Objet géographique et résolution
Figure 9. Objet géographique et résolution (Cuénin, 1972)

3.3.2. La position relativiste

    L’idée d’introduire la notion de « relativité » en géographie est déjà relativement ancienne (Brunet, 1990 ; Parrochia, 2006). Toutefois, comment appliquer la théorie de la relativité à un espace géographique ? Daniel Parrochia (2006) réalise une excellente synthèse sur la mise en œuvre intuitive du principe de relativité en géographie. Toutefois, il ne faut pas confondre relativisme et relativité. Le relativisme est une philosophie qui prétend que tout est relatif.
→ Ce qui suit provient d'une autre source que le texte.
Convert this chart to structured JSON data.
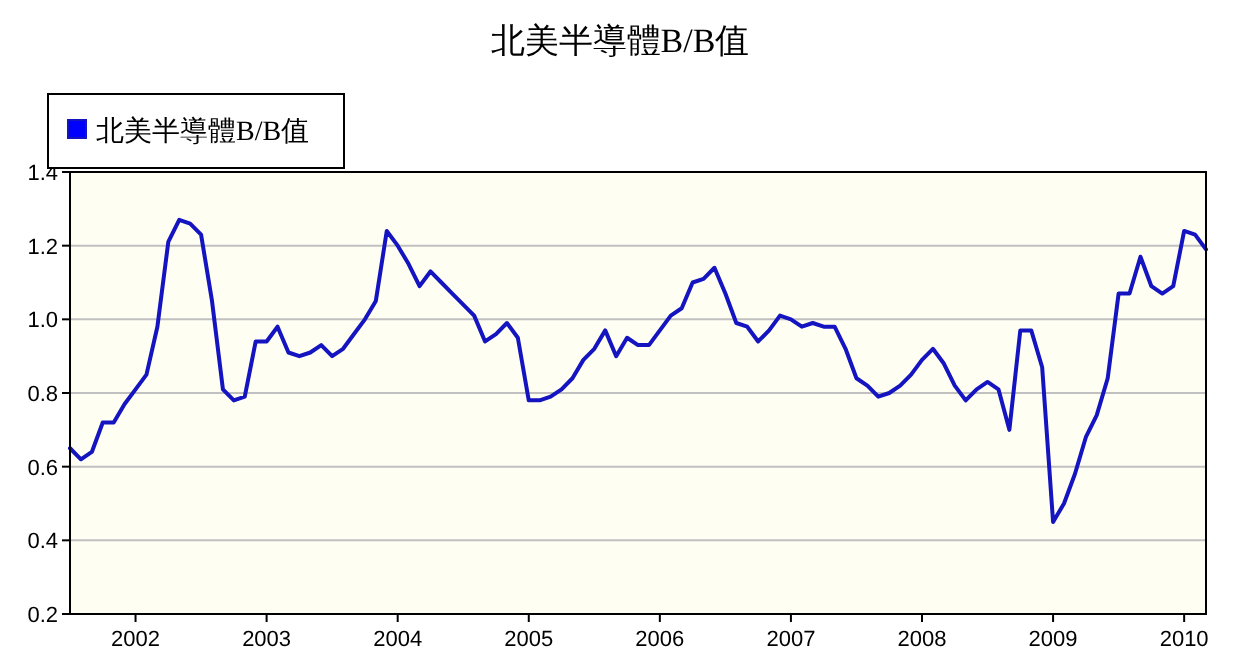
{
  "chart_data": {
    "type": "line",
    "title": "北美半導體B/B值",
    "x": [
      "2001-07",
      "2001-08",
      "2001-09",
      "2001-10",
      "2001-11",
      "2001-12",
      "2002-01",
      "2002-02",
      "2002-03",
      "2002-04",
      "2002-05",
      "2002-06",
      "2002-07",
      "2002-08",
      "2002-09",
      "2002-10",
      "2002-11",
      "2002-12",
      "2003-01",
      "2003-02",
      "2003-03",
      "2003-04",
      "2003-05",
      "2003-06",
      "2003-07",
      "2003-08",
      "2003-09",
      "2003-10",
      "2003-11",
      "2003-12",
      "2004-01",
      "2004-02",
      "2004-03",
      "2004-04",
      "2004-05",
      "2004-06",
      "2004-07",
      "2004-08",
      "2004-09",
      "2004-10",
      "2004-11",
      "2004-12",
      "2005-01",
      "2005-02",
      "2005-03",
      "2005-04",
      "2005-05",
      "2005-06",
      "2005-07",
      "2005-08",
      "2005-09",
      "2005-10",
      "2005-11",
      "2005-12",
      "2006-01",
      "2006-02",
      "2006-03",
      "2006-04",
      "2006-05",
      "2006-06",
      "2006-07",
      "2006-08",
      "2006-09",
      "2006-10",
      "2006-11",
      "2006-12",
      "2007-01",
      "2007-02",
      "2007-03",
      "2007-04",
      "2007-05",
      "2007-06",
      "2007-07",
      "2007-08",
      "2007-09",
      "2007-10",
      "2007-11",
      "2007-12",
      "2008-01",
      "2008-02",
      "2008-03",
      "2008-04",
      "2008-05",
      "2008-06",
      "2008-07",
      "2008-08",
      "2008-09",
      "2008-10",
      "2008-11",
      "2008-12",
      "2009-01",
      "2009-02",
      "2009-03",
      "2009-04",
      "2009-05",
      "2009-06",
      "2009-07",
      "2009-08",
      "2009-09",
      "2009-10",
      "2009-11",
      "2009-12",
      "2010-01",
      "2010-02",
      "2010-03"
    ],
    "series": [
      {
        "name": "北美半導體B/B值",
        "color": "#1414c0",
        "values": [
          0.65,
          0.62,
          0.64,
          0.72,
          0.72,
          0.77,
          0.81,
          0.85,
          0.98,
          1.21,
          1.27,
          1.26,
          1.23,
          1.05,
          0.81,
          0.78,
          0.79,
          0.94,
          0.94,
          0.98,
          0.91,
          0.9,
          0.91,
          0.93,
          0.9,
          0.92,
          0.96,
          1.0,
          1.05,
          1.24,
          1.2,
          1.15,
          1.09,
          1.13,
          1.1,
          1.07,
          1.04,
          1.01,
          0.94,
          0.96,
          0.99,
          0.95,
          0.78,
          0.78,
          0.79,
          0.81,
          0.84,
          0.89,
          0.92,
          0.97,
          0.9,
          0.95,
          0.93,
          0.93,
          0.97,
          1.01,
          1.03,
          1.1,
          1.11,
          1.14,
          1.07,
          0.99,
          0.98,
          0.94,
          0.97,
          1.01,
          1.0,
          0.98,
          0.99,
          0.98,
          0.98,
          0.92,
          0.84,
          0.82,
          0.79,
          0.8,
          0.82,
          0.85,
          0.89,
          0.92,
          0.88,
          0.82,
          0.78,
          0.81,
          0.83,
          0.81,
          0.7,
          0.97,
          0.97,
          0.87,
          0.45,
          0.5,
          0.58,
          0.68,
          0.74,
          0.84,
          1.07,
          1.07,
          1.17,
          1.09,
          1.07,
          1.09,
          1.24,
          1.23,
          1.19
        ]
      }
    ],
    "xlim": [
      "2001-07",
      "2010-03"
    ],
    "xticks": [
      "2002",
      "2003",
      "2004",
      "2005",
      "2006",
      "2007",
      "2008",
      "2009",
      "2010"
    ],
    "ylim": [
      0.2,
      1.4
    ],
    "yticks": [
      0.2,
      0.4,
      0.6,
      0.8,
      {
        "value": 1,
        "label": "1.0"
      },
      1.2,
      1.4
    ],
    "grid": "y",
    "legend": "top left"
  }
}
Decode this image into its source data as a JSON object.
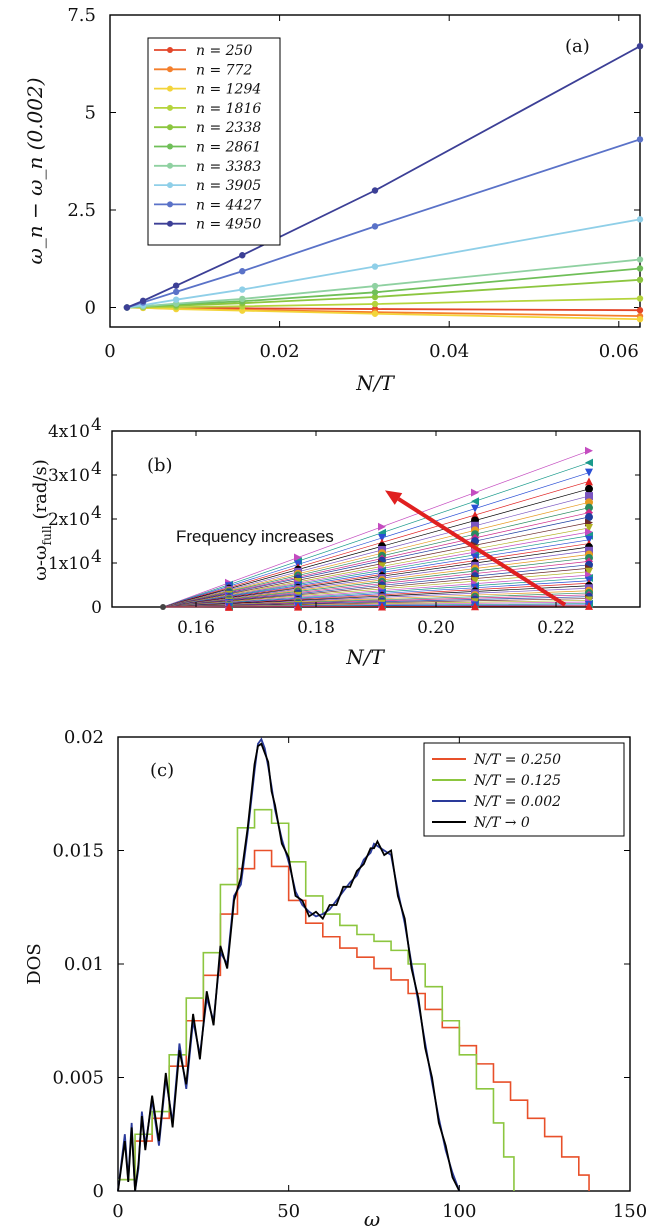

En fait, il s’agit d’un cliché posé par la postmodernité. Par contre, « ce qu’affirme le principe de relativité, c’est qu’il existe certaines grandeurs particulières, caractérisant l’état du système de coordonnées, grandeurs qui ne peuvent jamais être définies de manière absolue. En un sens plus général encore, on peut dire que ces grandeurs réalisent l’interface entre nous et le monde extérieur, sur lequel nous voulons effectuer des mesures » (Nottale, 1998, p. 103). « La relativité consiste en fait en une recherche de l’universel à travers une analyse du relatif » (Nottale, 1998, p. 104). La relativité est donc un principe philosophique très général qui peut se formuler de la manière suivante : « toute chose est définie relativement à un système de référence », c’est-à-dire qu’il faut systématiquement définir ce référentiel.

3.3.2.1. Principe de relativité

    La relativité est un des plus anciens principes de la physique. Laurent Nottale (1998) résume bien son histoire. Pour la simplifier, on peut dire que la relativité est marquée par trois grandes étapes : l’œuvre de Galilée (relativité du mouvement) et l’œuvre de Henri Poincaré et d’Albert Einstein pour la relativité restreinte et d’Albert Einstein pour la relativité généralisée.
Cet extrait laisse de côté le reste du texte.